Adaptarse o morir. La crisis climática ha obligado a los españoles a aclimatarse al incremento del calor extremo para evitar daños severos sobre su salud. A medida que han crecido las temperaturas máximas, también lo ha hecho el umbral a partir del cual se dispara la mortalidad por calor.
El calor severo, como el que se cierne este junio sobre España en otra ola cálida temprana, conlleva miles de muertes cada verano.

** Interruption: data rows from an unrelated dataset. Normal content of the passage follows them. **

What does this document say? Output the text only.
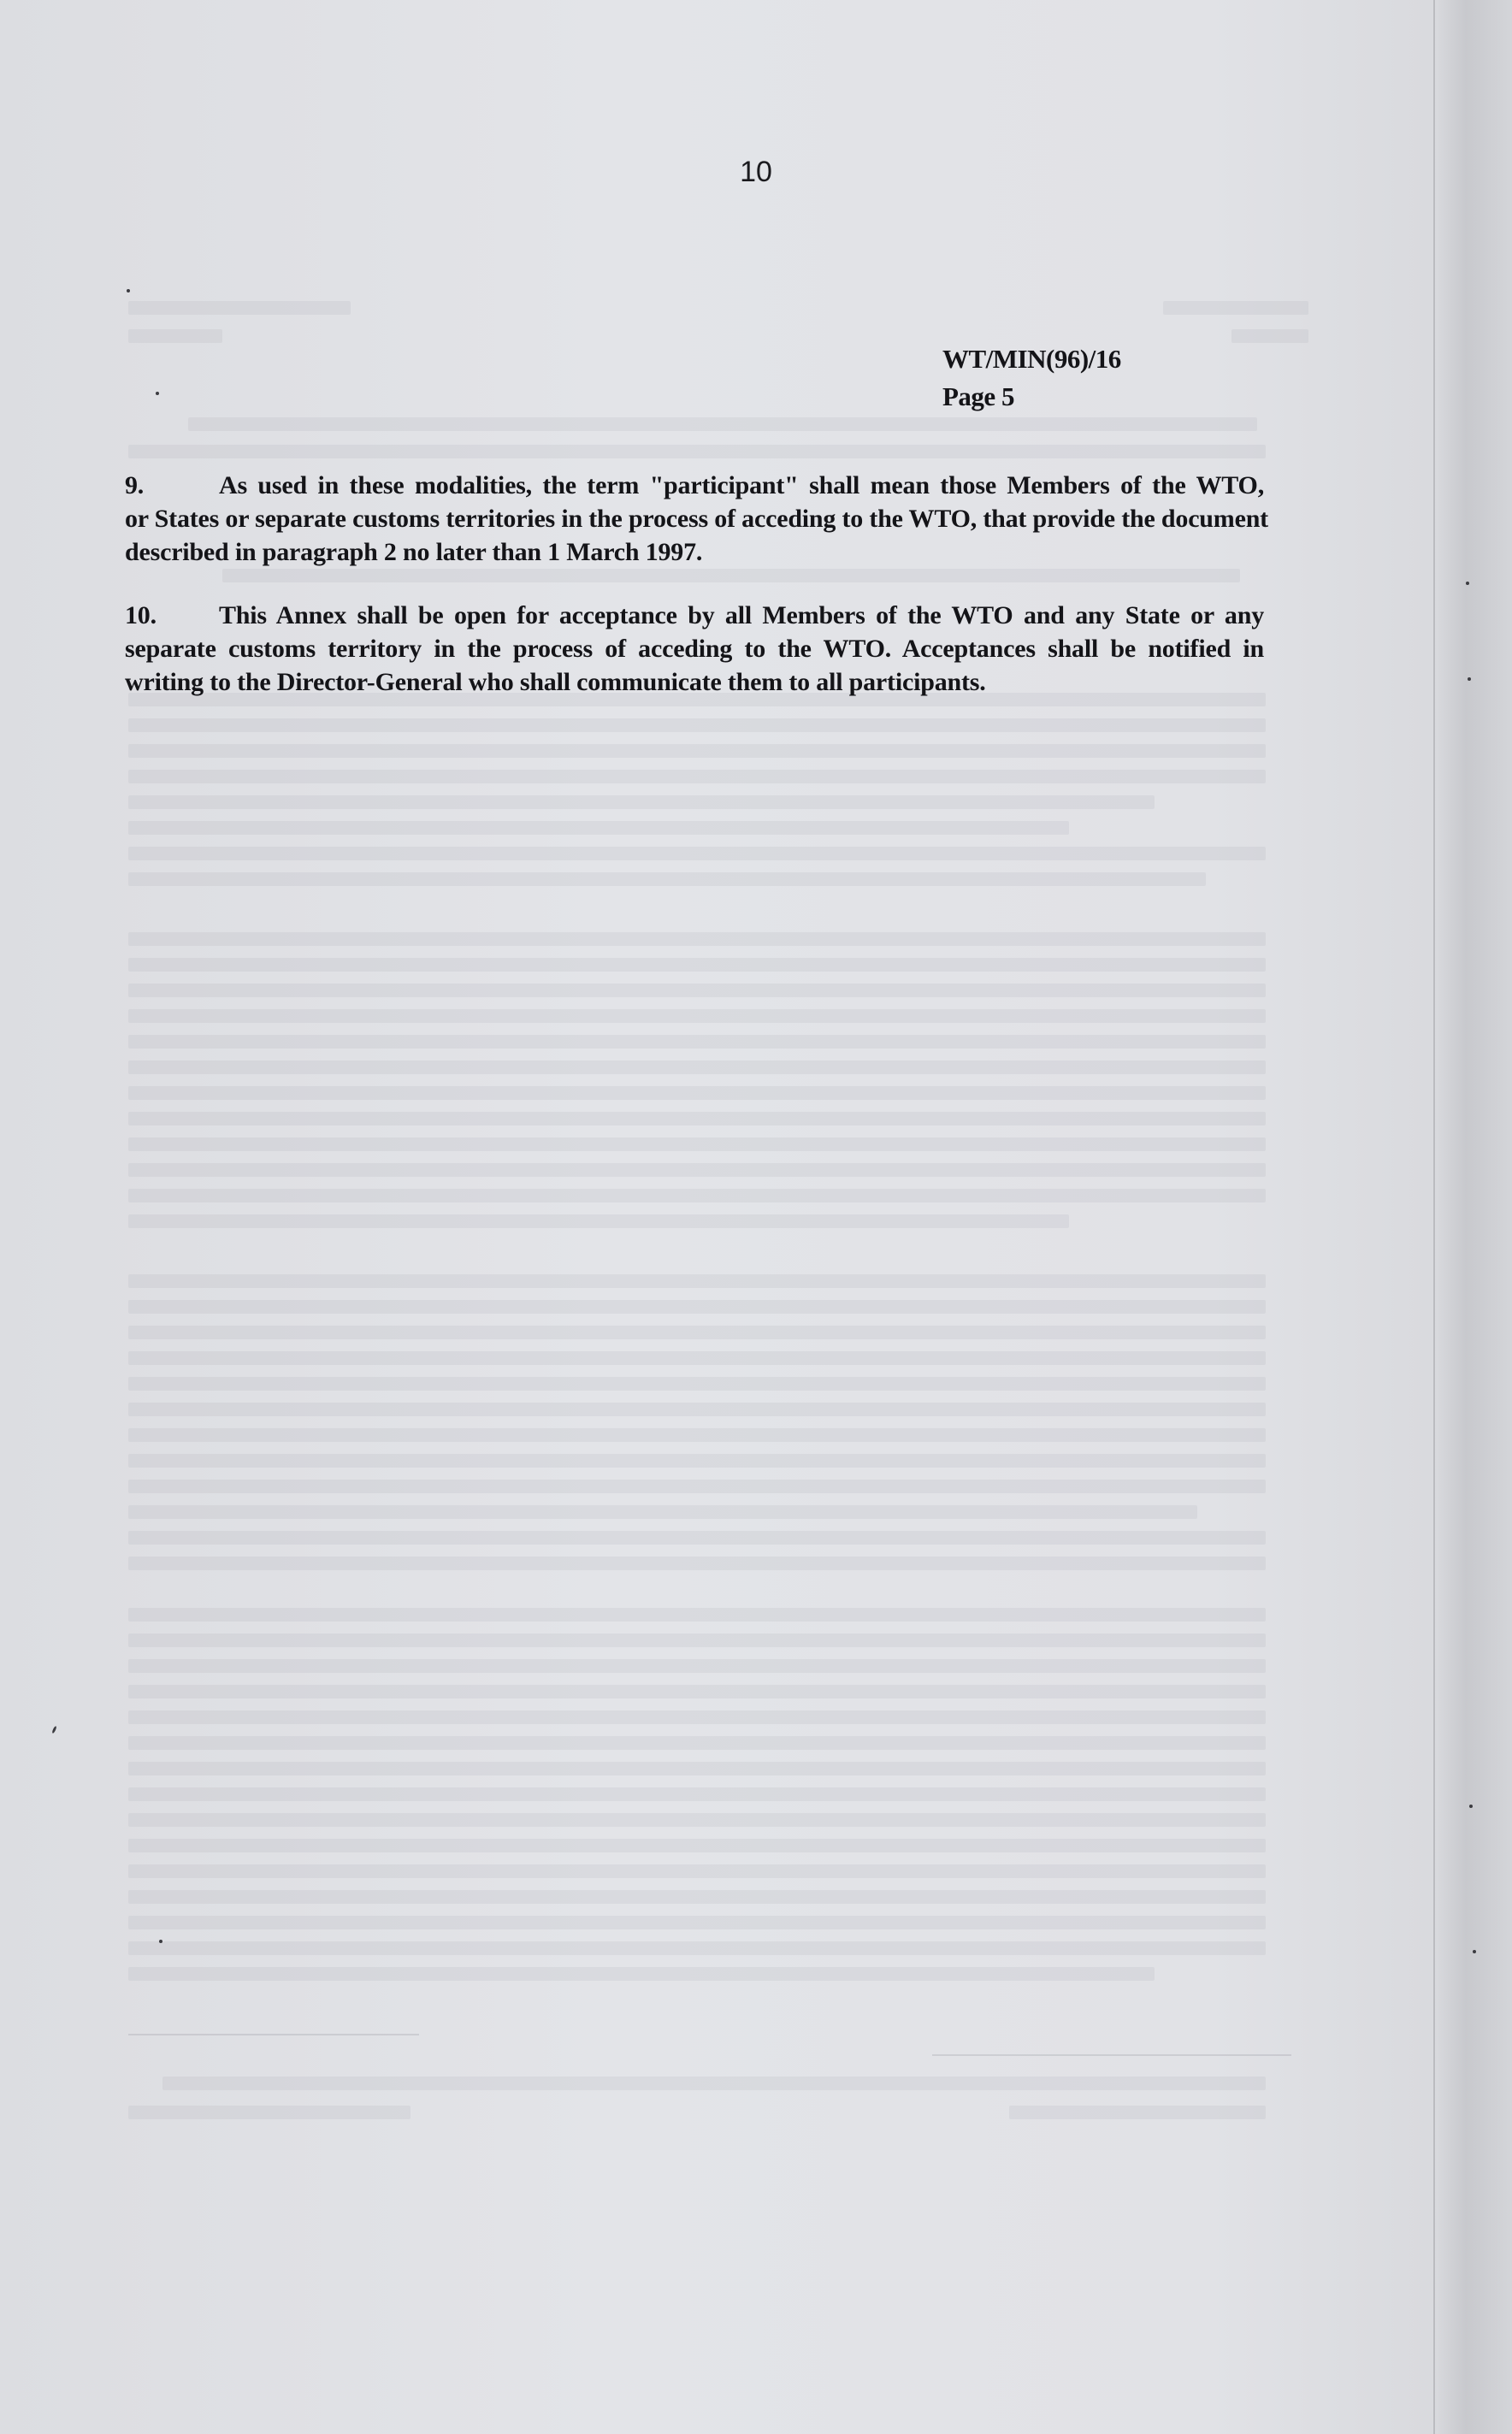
10
WT/MIN(96)/16
Page 5
9.	As used in these modalities, the term "participant" shall mean those Members of the WTO,
or States or separate customs territories in the process of acceding to the WTO, that provide the document
described in paragraph 2 no later than 1 March 1997.
10. This Annex shall be open for acceptance by all Members of the WTO and any State or any
separate customs territory in the process of acceding to the WTO. Acceptances shall be notified in
writing to the Director-General who shall communicate them to all participants.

Desde 2015 se han atribuido al calor 11.966 fallecimientos, según los datos de exceso de mortalidad (MoMo) del Instituto de Salud Carlos III. Una media de 1.700 muertes anuales, aunque en tendencia descendente: el verano de 2021 fue el de menor mortalidad achacable al exceso de temperatura de la serie analizada.
El análisis de los científicos es que los planes contra el calor han reducido esta mortalidad, pero “la exposición al calor extremo se está volviendo más intensa”. Y las temperaturas por encima de lo normal vuelven a España tras el reciente e inédito pico registrado en mayo.
Se trata de “una situación inusual porque, aunque no lo parezca, no son habituales unas temperaturas tan altas para este mes”, explica el portavoz de la Aemet, Rubén del Campo.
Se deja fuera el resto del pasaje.